Nach Angaben der Centers for Disease Control and Prevention (CDC) wurde die Zombie-Hirsch-Krankheit oder Chronic Wasting Disease, eine tödliche neurologische Infektion, die typischerweise Hirsche, Elche und Elche befällt, in 31 US-Bundesstaaten gemeldet.
Die Chronic Wasting Disease ist eine fortschreitende Krankheit, die das Gehirn, das Rückenmark und andere Gewebe infizierter Tiere befällt. Es gehört zur Klasse der Infektionen, die Prionenkrankheit oder übertragbare spongiforme Enzephalopathien (TSE) genannt werden und dazu führen, dass normale Prionproteine, die sich auf Zelloberflächen befinden, abnormal werden, was zu Hirnklumpen und Hirnschäden führt.
Obwohl bisher keine Fälle beim Menschen gemeldet wurden, haben Wissenschaftler Bedenken geäußert, dass die Infektion ohne Heilung auf den Menschen übergreifen könnte, worauf sie vorbereitet sein sollten.
Dr. Michael Osterholm, Direktor des Center for Infectious Disease Research and Policy an der University of Minnesota, sieht CWD als eine „langsame Katastrophe“. Osterholm ist ein Epidemiologe, der zum Ausbruch des Rinderwahnsinns – einer damit verbundenen Prionenkrankheit – in Großbritannien geforscht hat
Dr. Cory Anderson, der bei Osterholm über die Wege der CWD-Übertragung promoviert hat, sagte: „Die BSE [mad cow] Der Ausbruch in Großbritannien lieferte ein Beispiel dafür, wie die Dinge über Nacht verrückt werden können, wenn ein Spillover-Ereignis auftritt, das sich beispielsweise auf Nutztiere auf Menschen auswirkt. Wir sprechen über das Potenzial, dass etwas Ähnliches passieren könnte. Niemand sagt, dass es definitiv passieren wird, aber es ist wichtig, dass die Menschen vorbereitet sind.“
„Wir haben es mit einer Krankheit zu tun, die ausnahmslos tödlich, unheilbar und hoch ansteckend ist. In der Sorge liegt die Sorge, dass wir keine wirksame und einfache Möglichkeit haben, sie auszurotten, weder bei den Tieren, die sie infiziert, noch in der Umwelt, die sie kontaminiert.“ “ sagte Anderson.

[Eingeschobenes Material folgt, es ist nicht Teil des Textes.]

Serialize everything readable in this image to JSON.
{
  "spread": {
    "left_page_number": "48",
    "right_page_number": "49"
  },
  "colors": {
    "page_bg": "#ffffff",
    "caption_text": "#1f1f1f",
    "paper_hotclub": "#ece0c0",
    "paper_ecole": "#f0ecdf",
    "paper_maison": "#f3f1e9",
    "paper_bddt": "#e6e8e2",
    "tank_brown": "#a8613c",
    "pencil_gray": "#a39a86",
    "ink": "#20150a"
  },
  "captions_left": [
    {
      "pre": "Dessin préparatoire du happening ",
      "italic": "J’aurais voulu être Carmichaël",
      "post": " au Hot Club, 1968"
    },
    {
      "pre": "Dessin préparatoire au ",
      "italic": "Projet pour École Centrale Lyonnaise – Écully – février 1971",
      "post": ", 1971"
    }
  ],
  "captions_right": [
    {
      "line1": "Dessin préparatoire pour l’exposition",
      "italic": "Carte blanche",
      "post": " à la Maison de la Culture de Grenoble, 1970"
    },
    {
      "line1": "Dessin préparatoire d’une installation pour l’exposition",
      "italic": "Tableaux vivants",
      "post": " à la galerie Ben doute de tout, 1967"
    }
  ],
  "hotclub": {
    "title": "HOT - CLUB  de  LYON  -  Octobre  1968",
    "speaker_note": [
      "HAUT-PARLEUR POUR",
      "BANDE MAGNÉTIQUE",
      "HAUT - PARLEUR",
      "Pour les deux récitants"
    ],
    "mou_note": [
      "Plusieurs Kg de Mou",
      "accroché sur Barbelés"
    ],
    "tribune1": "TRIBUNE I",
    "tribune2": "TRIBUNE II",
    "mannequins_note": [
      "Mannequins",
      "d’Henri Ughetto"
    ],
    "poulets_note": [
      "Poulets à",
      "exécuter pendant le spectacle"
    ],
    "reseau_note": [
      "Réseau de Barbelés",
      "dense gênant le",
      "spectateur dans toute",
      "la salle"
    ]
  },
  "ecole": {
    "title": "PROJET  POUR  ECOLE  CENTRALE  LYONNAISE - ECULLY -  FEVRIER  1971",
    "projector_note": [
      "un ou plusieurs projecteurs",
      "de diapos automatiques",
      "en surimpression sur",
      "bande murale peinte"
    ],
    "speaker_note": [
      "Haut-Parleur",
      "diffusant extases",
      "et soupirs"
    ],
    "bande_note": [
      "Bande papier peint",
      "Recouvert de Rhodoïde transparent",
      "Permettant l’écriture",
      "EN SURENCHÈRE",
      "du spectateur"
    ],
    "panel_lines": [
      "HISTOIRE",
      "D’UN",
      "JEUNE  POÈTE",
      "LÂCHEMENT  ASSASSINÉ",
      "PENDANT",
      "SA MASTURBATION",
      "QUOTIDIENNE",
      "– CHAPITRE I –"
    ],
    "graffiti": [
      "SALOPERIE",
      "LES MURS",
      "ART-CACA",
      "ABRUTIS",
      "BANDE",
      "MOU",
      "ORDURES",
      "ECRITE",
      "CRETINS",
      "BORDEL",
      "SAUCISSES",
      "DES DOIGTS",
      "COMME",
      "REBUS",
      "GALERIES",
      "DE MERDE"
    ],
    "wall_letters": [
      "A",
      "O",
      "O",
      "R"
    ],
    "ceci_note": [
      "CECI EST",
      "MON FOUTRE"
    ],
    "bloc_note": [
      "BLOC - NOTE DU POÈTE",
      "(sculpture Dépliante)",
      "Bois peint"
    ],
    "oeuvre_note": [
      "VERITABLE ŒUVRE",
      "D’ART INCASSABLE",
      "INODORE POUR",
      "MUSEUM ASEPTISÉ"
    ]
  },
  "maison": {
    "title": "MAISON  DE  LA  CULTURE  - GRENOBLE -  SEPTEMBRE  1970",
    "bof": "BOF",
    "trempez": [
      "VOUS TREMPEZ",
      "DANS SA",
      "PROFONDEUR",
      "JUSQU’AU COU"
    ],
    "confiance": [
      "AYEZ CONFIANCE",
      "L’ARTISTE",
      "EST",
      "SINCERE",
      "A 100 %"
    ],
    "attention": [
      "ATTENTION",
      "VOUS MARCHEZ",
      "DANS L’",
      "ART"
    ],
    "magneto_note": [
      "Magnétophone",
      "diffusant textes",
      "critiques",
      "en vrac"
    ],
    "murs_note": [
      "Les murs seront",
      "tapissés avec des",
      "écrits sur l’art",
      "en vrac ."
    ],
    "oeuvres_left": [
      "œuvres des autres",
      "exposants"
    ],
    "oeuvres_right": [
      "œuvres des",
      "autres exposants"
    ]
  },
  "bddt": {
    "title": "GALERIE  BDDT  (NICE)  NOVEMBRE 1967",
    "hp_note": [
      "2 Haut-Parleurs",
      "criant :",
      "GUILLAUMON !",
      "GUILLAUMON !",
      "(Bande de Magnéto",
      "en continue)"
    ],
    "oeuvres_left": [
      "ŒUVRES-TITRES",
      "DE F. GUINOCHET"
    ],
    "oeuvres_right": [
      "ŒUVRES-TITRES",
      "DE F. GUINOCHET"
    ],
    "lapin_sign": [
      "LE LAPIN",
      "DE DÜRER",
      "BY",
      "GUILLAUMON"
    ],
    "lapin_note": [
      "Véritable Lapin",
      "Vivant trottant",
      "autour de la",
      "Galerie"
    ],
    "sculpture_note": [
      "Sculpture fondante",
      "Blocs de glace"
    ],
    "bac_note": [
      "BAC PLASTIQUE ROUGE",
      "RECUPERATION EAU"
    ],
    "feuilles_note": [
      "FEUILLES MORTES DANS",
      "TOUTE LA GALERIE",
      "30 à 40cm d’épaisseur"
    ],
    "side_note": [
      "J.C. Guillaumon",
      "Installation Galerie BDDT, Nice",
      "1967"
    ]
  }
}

Bestimmte Studien deuten auf die Möglichkeit einer CWD-Übertragung auf bestimmte nichtmenschliche Primaten wie Affen durch den Verzehr von kontaminiertem Fleisch oder den Kontakt mit Gehirn- oder Körperflüssigkeiten infizierter Hirsche oder Elche hin. Diese Studien geben Anlass zur Sorge, dass auch für den Menschen ein potenzielles Risiko besteht.
Anzeichen einer Infektion:
Es kann sein, dass die Tiere auch Jahre nach der Infektion keine Anzeichen zeigen. Mit fortschreitender CWD kann es jedoch bei infizierten Tieren zu Veränderungen im Aussehen kommen, darunter drastischer Gewichtsverlust, Stolpern, mangelnde Koordination, Speichelfluss, übermäßiger Durst oder Harndrang. Sie können auch Verhaltensänderungen zeigen, wie z. B. mangelnde Angst vor Menschen und Antriebslosigkeit.
Übertragung:
Es wird angenommen, dass die Proteine, die die Infektion verursachen, über Körperflüssigkeiten wie Kot, Speichel, Blut oder Urin zwischen Tieren übertragen werden. Sie können entweder durch direkten Kontakt oder indirekt durch kontaminierten Boden, Lebensmittel oder Wasser übertragen werden. Die infektionsverursachenden Prionen können auch nach dem Tod eines infizierten Tieres in der Umwelt verbleiben und aus der Umwelt übertragen werden.
Verhütung:
Wenn die Infektion auf den Menschen überspringt, könnte dies wahrscheinlich durch den Verzehr von kontaminiertem Fleisch geschehen. Daher ist es am besten, den Verzehr von Fleisch von Hirschen und Elchen zu vermeiden, die krank aussehen oder tot aufgefunden wurden. Beim Umgang mit Fleisch oder beim Anrichten des Tieres wird empfohlen, Latexhandschuhe zu tragen und den Umgang mit den Organen des Tieres, insbesondere dem Gehirn oder dem Rückenmarksgewebe, möglichst gering zu halten.